Submitted to: Improving Phosphorous Acquisition Efficiency in Marginal Soils Proceedings
Publication Type: Proceedings
Publication Acceptance Date: March 7, 2000
Publication Date: N/A
Technical Abstract: Two of the major factors limiting crop production on acid soils are aluminum (Al) toxicity and phosphorus (P) deficiency. Over the past 10 years, considerable research has focused on the basic biology of aluminum toxicity and tolerance. The attention on fundamental mechanisms of aluminum tolerance has resulted in some significant progress in the identification of the underlying processes certain crop plant genotypes employ to tolerate toxic levels of Al3+ in acid soils. Possibly because of progress in research on Al tolerance, some acid soil researchers are starting to expand their research focus to include elucidation of the fundamental mechanisms and genes controlling P efficiency, which is the ability of certain crop genotypes to function well under low P conditions.

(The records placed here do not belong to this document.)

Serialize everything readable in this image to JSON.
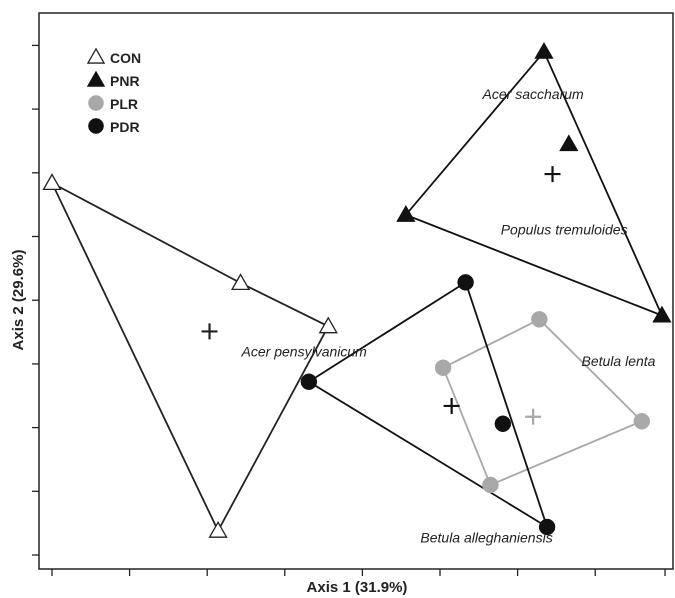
{
  "chart_data": {
    "type": "scatter",
    "title": "",
    "xlabel": "Axis 1 (31.9%)",
    "ylabel": "Axis 2 (29.6%)",
    "xlim": [
      0,
      7.9
    ],
    "ylim": [
      0,
      8.1
    ],
    "x_ticks": [
      0,
      1,
      2,
      3,
      4,
      5,
      6,
      7,
      7.9
    ],
    "y_ticks": [
      0,
      1,
      2,
      3,
      4,
      5,
      6,
      7,
      8
    ],
    "grid": false,
    "legend": "top-left",
    "series": [
      {
        "name": "CON",
        "marker": "open-triangle",
        "color": "#222222",
        "points": [
          [
            0.0,
            5.84
          ],
          [
            2.43,
            4.27
          ],
          [
            3.56,
            3.59
          ],
          [
            2.14,
            0.38
          ]
        ],
        "hull": [
          [
            0.0,
            5.84
          ],
          [
            2.43,
            4.27
          ],
          [
            3.56,
            3.59
          ],
          [
            2.14,
            0.38
          ]
        ],
        "centroid": [
          2.03,
          3.51
        ]
      },
      {
        "name": "PNR",
        "marker": "filled-triangle",
        "color": "#111111",
        "points": [
          [
            6.34,
            7.9
          ],
          [
            4.56,
            5.34
          ],
          [
            7.86,
            3.76
          ],
          [
            6.66,
            6.45
          ]
        ],
        "hull": [
          [
            6.34,
            7.9
          ],
          [
            4.56,
            5.34
          ],
          [
            7.86,
            3.76
          ]
        ],
        "centroid": [
          6.45,
          5.98
        ]
      },
      {
        "name": "PLR",
        "marker": "filled-circle",
        "color": "#a8a8a8",
        "points": [
          [
            6.28,
            3.7
          ],
          [
            5.04,
            2.94
          ],
          [
            7.6,
            2.1
          ],
          [
            5.65,
            1.1
          ]
        ],
        "hull": [
          [
            6.28,
            3.7
          ],
          [
            7.6,
            2.1
          ],
          [
            5.65,
            1.1
          ],
          [
            5.04,
            2.94
          ]
        ],
        "centroid": [
          6.2,
          2.17
        ]
      },
      {
        "name": "PDR",
        "marker": "filled-circle",
        "color": "#111111",
        "points": [
          [
            5.33,
            4.28
          ],
          [
            3.31,
            2.72
          ],
          [
            6.38,
            0.44
          ],
          [
            5.81,
            2.06
          ]
        ],
        "hull": [
          [
            5.33,
            4.28
          ],
          [
            3.31,
            2.72
          ],
          [
            6.38,
            0.44
          ]
        ],
        "centroid": [
          5.15,
          2.34
        ]
      }
    ],
    "annotations": [
      {
        "text": "Acer saccharum",
        "x": 6.2,
        "y": 7.16
      },
      {
        "text": "Populus tremuloides",
        "x": 6.6,
        "y": 5.03
      },
      {
        "text": "Acer pensylvanicum",
        "x": 3.25,
        "y": 3.12
      },
      {
        "text": "Betula lenta",
        "x": 7.3,
        "y": 2.97
      },
      {
        "text": "Betula alleghaniensis",
        "x": 5.6,
        "y": 0.2
      }
    ]
  }
}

Because crop plants growing on acid soils must usually deal with the dual stresses of excess Al and not enough P, it has been speculated that the Al tolerance and P efficiency traits may somehow be linked. In this paper, I will review the insights our research group and other researchers have gained in understanding of Al tolerance mechanisms in cereal crops, and come to the conclusion that the mechanisms plants employ to tolerate Al in the soil are separate and distinct from those that facilitate P efficiency.